Cuando me propongo escribir un artículo de opinión, casi siempre lo hago de forma crítica, haciéndome eco de lo que no me parece o considero mejorable, pero en esta ocasión voy hacer algo diferente, voy a referirme a algo mucho más gratificante, como es un canto a la buena gente, un canto a la amistad.

Es muy corriente oír "yo tengo muchos amigos, soy afortunado porque tengo muchos amigos, etc.", pero ¿de verdad son amigos o simples conocidos? Conocidos sí, se tienen muchos a lo largo de la vida con los que puedes compartir trabajo, cervezas, ratos de ocio, etc., pero eso queda ahí, simplemente ahí.

La verdadera amistad es algo mucho más profundo, es un sentimiento que trasciende la mera palabra, es darse sin pedir nada a cambio, es estar cuando alguien te necesita sin preocuparte condición social, económica, edad, es tender una mano para ayudar a levantar al que lo necesite, escuchar al que tiene un problema e intentar resolverlo, llorar y reír en compañía, es como el verdadero amor pero sin enamoramiento ni otras connotaciones, es decir, darse desinteresadamente.

En la auténtica amistad no existe la envidia, ni el rencor, ni el odio, todo fluye con normalidad, sin malas interpretaciones, sin dimes ni diretes, la disparidad de opiniones se neutraliza con el diálogo tranquilo, que dicho sea de paso, es el modo mejor para solucionar los problemas.

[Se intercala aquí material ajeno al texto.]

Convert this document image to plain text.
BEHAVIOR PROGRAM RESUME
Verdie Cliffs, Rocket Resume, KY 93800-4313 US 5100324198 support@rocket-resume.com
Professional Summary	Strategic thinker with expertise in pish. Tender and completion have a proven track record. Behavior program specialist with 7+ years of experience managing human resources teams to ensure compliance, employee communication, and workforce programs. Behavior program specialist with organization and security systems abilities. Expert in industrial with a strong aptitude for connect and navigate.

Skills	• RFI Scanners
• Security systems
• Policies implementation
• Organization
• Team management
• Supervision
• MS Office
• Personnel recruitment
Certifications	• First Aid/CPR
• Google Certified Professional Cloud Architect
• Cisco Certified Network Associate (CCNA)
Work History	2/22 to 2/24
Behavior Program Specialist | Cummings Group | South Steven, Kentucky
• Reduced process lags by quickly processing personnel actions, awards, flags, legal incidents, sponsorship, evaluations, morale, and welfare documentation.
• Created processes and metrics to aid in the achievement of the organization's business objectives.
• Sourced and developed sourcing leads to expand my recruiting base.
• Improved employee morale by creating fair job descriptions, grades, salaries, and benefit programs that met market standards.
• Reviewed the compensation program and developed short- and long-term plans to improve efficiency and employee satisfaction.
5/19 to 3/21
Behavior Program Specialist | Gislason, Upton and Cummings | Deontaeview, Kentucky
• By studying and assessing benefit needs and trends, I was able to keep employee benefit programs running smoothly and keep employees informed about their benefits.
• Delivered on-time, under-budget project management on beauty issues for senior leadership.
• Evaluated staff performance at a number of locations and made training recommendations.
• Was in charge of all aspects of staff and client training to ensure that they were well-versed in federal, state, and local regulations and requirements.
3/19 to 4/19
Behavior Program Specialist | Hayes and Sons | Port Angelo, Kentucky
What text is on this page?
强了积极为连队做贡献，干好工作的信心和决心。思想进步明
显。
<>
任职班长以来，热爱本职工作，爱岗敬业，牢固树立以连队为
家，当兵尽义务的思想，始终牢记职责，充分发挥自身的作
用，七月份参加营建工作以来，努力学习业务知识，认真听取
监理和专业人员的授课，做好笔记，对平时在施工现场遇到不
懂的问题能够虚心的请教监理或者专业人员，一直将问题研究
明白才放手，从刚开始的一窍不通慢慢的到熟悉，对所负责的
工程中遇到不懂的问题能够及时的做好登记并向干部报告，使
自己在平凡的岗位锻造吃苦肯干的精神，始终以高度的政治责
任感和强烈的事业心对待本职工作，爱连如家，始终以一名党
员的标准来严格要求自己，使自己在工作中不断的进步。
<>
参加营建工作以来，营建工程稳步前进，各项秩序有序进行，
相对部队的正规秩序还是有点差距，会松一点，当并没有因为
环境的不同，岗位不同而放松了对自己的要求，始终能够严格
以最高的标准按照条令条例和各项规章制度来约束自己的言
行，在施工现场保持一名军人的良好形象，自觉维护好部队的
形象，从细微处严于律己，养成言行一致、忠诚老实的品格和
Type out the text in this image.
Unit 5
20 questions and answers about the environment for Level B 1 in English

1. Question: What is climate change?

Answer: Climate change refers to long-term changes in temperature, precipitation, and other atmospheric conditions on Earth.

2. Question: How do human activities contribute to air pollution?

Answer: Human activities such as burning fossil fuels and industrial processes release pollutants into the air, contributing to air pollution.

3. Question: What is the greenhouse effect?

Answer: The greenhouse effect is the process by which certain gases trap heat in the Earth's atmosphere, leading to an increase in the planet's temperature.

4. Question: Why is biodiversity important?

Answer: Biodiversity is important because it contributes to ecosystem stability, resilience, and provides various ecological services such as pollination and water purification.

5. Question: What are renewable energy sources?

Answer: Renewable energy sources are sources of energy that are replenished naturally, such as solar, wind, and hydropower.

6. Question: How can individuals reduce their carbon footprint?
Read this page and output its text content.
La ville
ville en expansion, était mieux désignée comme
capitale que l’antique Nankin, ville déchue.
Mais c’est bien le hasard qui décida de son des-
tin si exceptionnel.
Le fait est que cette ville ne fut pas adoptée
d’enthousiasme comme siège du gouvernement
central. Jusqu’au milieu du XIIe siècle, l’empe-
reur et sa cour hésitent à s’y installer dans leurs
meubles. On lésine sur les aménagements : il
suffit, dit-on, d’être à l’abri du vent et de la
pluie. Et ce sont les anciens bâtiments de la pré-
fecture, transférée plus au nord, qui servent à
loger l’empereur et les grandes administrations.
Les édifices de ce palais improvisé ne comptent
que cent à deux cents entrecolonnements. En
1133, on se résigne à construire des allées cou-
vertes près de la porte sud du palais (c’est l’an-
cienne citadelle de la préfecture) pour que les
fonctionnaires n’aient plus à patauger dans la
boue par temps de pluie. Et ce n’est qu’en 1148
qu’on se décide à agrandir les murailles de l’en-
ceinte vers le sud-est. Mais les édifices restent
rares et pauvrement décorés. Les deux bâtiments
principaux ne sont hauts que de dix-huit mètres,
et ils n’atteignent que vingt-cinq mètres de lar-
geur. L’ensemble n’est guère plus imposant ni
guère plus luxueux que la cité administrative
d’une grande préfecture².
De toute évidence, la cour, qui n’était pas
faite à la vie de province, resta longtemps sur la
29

La familia te viene dada, como caída del cielo, no puedes elegir ni padre, ni madre, ni hermanos, ni donde nacer o morir. Lo único que podemos escoger es a la persona con quién formar la propia familia y a los amigos. Las dos cosas más importantes en la vida de una persona. La familia, donde te formas y realizas y los amigos con los que lo compartes. Indudablemente en ambas situaciones el amor y el respeto es el eje en donde gira y se fundamenta todo.

A pesar del laicismo imperante en nuestra sociedad, hay que reconocer que el sentimiento religioso universal tiene mucho que ver en todo esto. El querer apartarlo de la vida, a mi modo de ver, es un retroceso, es pretender negar algo palpable, es una forma de vida que lejos de ser un estorbo, da muchas satisfacciones. La educación, fundamental para el buen desarrollo de la persona y por consiguiente para la sociedad, para que sea completa, debe reunir una serie de valores tanto físicos como espirituales, éticos y morales, esenciales ambos en el devenir cotidiano, y esa forma de vida inculcada en valores, solo la recibes a través de una buena formación religiosa.

Termino haciendo mía esta frase tan significativa y esclarecedora: "Guarda al amigo bajo la llave de tu propia vida", de W. Shakespeare.

El verdadero amigo llega cuando los demás se van y se queda para siempre.